Only a handful of states, including North Dakota, automatically restore gun rights — even to violent felons — after sufficient time has passed without requiring petitions or pardons, said Margaret C. Love, a Washington pardon lawyer who has researched restoration laws. She said felons in more than half the states can usually get back their gun licenses, although typically not for violent crimes.

"North Dakota laws are not typical, but they are also not unique," Love said. "New Mexico and Louisiana have schemes that are similar to North Dakota's, and there are a number of states that don't limit long guns at all for anyone."

Allison Anderman, an attorney for the Law Center to Prevent Gun Violence, said North Dakota "is particularly weak" when it comes to restoration of gun rights.

Catherine Mortensen, a spokeswoman with the National Rifle Association, said at one point she was waiting to hear back from the group's lobbyist for comment and then declined to respond to further requests for an interview.

Bruce Quick, a prominent Fargo defense attorney, said any changes in the law should be specific about the types of crimes that would prevent a felon from legally getting a gun.

"I wouldn't necessarily be opposed to limiting it to murder convictions," Quick said. "... Just simply saying that with any felony of violence there is no restoration, I think is a bad idea."

North Dakota lawmakers aren't due to reconvene until 2017, and it's unclear what kind of reception they will give Thoreson's idea.

Democratic Sen. Mac Schneider, the Senate minority leader, said he does not "see any reasonable justification for allowing convicted violent felons to own firearms." Republican Rep. Al Carlson, the House majority leader, said he was open to discussing the proposal but wouldn't commit to supporting it until he can analyze the written bill.

"It always happens after an incident in which somebody decides there ought to be a bill to make it tougher," Carlson said. "We'll take a look at it. The door is wide open to make it better if it can be."

Homicides are rare in North Dakota, and Moszer was the first Fargo police officer to die in the line of duty in more than 130 years. The state is protective of its gun rights when it comes to hunting. It has abundant wildlife and a few years ago gave out more than 100,000 deer gun licenses.

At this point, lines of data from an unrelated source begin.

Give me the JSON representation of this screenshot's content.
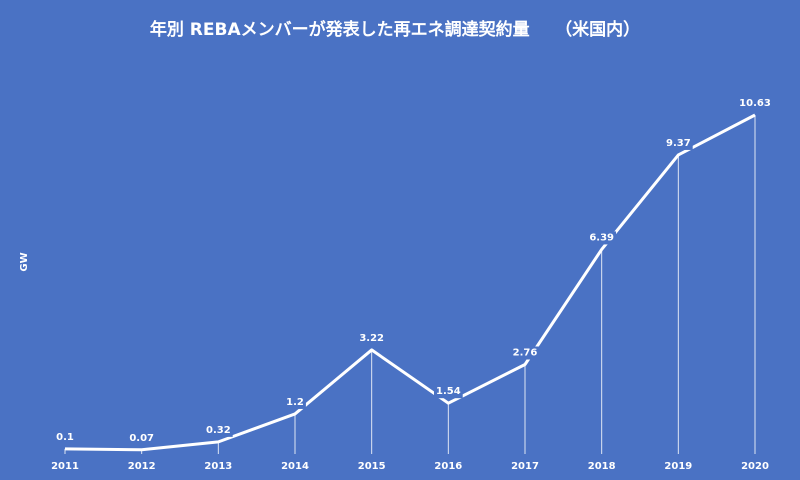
{
  "chart_data": {
    "type": "line",
    "title": "年別 REBAメンバーが発表した再エネ調達契約量　　（米国内）",
    "y_label": "GW",
    "categories": [
      "2011",
      "2012",
      "2013",
      "2014",
      "2015",
      "2016",
      "2017",
      "2018",
      "2019",
      "2020"
    ],
    "series": [
      {
        "name": "GW",
        "color": "#ffffff",
        "values": [
          0.1,
          0.07,
          0.32,
          1.2,
          3.22,
          1.54,
          2.76,
          6.39,
          9.37,
          10.63
        ]
      }
    ],
    "background": "#4a72c4"
  }
}
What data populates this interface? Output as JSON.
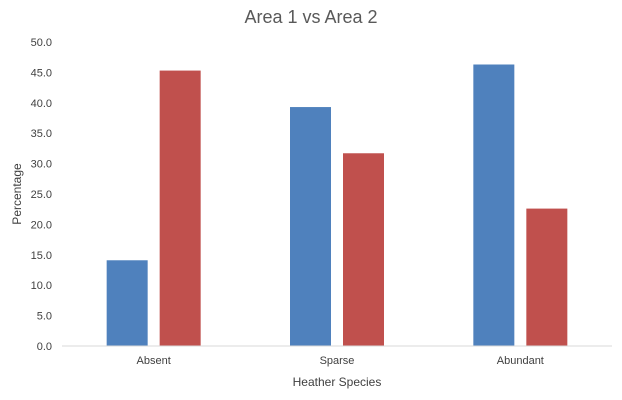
{
  "chart_data": {
    "type": "bar",
    "title": "Area 1 vs Area 2",
    "xlabel": "Heather Species",
    "ylabel": "Percentage",
    "categories": [
      "Absent",
      "Sparse",
      "Abundant"
    ],
    "series": [
      {
        "values": [
          14.1,
          39.3,
          46.3
        ],
        "color": "#4F81BD"
      },
      {
        "values": [
          45.3,
          31.7,
          22.6
        ],
        "color": "#C0504D"
      }
    ],
    "ylim": [
      0,
      50
    ],
    "y_ticks": [
      "0.0",
      "5.0",
      "10.0",
      "15.0",
      "20.0",
      "25.0",
      "30.0",
      "35.0",
      "40.0",
      "45.0",
      "50.0"
    ],
    "grid": false,
    "legend": "none"
  }
}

North Dakota passed a law in the mid-1980s that prohibited anyone convicted of a felony involving violence or intimidation from owning a gun for 10 years after the completion of a sentence and probation. Other felonies and Class A misdemeanors involving crimes with firearms or dangerous weapons require a five-year waiting period after all time is served.

State lawmakers made another change in 2011 that allows convicted felons to petition judges to get their gun rights restored before the five- or 10-year waiting period has elapsed.

Police searching Schumacher's home found five guns, nearly 50 spent shell casings and other ammunition, including two unopened boxes with more than 400 rounds. A .243-caliber Winchester bolt-action rifle was found under Schumacher's body in the living room and a .22-caliber Ruger model firearm was found in the kitchen. Two other rifles and a shotgun were found in a gun cabinet in an upstairs bedroom.

Schumacher was sentenced to five years in prison in the shooting death of 17-year-old Maynard Clauthier in Grand Forks. Schumacher would have been eligible to have his gun rights restored in the early 2000s.